On February 14, 2022, the SEC announced charges against BlockFi Lending LLC – a New Jersey-based cryptocurrency lending platform – for failing to register its crypto lending product and violating corporate law. Investment Bill of 1940. BlockFi agreed to a settlement in which it would pay a $50 million fine, cease unregistered offerings and sales of its loan product, and attempt to bring its business into compliance with corporate law. investment within sixty (60) days. Additionally, BlockFi agreed to pay $50 million in fines to 32 states to settle similar charges.
BlockFi offered and sold BlockFi Interest Accounts (“BIA”) to investors, through which investors loaned crypto assets to BlockFi and, in exchange, BlockFi promised variable monthly interest payments paid in cryptocurrency . The SEC order sets out the Commission’s findings. First, she concluded that the BIAs were securities because they were notes under Reeves v. Ernst & Young494 US 56 (1990), and because they were sold as investment contracts under SEC vs. WJ Howey Co., 328 U.S. 293 (1946). Second, the SEC found that BlockFi engaged in an illegally unregistered securities offering. Third, it found that BlockFi violated Sections 17(a)(2) and 17(a)(3) of the Securities Act by making materially false and misleading statements regarding its collateral practices and associated risks. to its lending activity. Finally, the SEC determined that BlockFi operated as an unregistered investment firm.
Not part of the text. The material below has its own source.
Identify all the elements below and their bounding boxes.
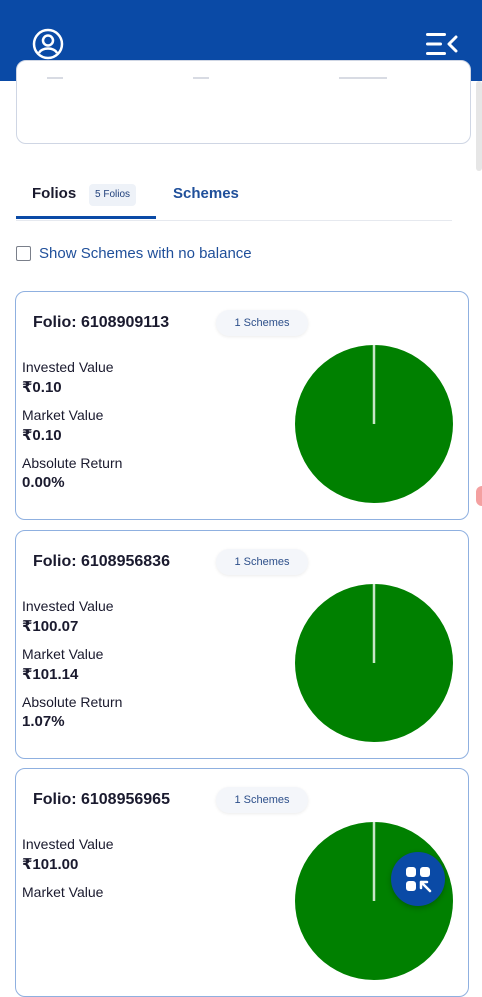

SEC Chairman Gary Gensler noted that “[t]this is the first case of its kind when it comes to crypto lending platforms. Gensler emphasized that “crypto markets must comply with proven securities laws” and said the SEC was willing to “work with crypto platforms to determine how they can comply with those laws.” Gurbir S. Grewal, Director of the SEC’s Enforcement Division, warned that “[c]Rypto lending platforms offering securities like BlockFi’s BIAs should immediately take notice of today’s resolution and comply with federal securities laws.
The SEC’s Office of Investor Education and Advocacy and the Division of Enforcement’s Retail Strategy Task Force issued an Investor Bulletin on February 14, 2022, “to educate investors about the risks associated with accounts that pay interest on deposits of crypto assets”.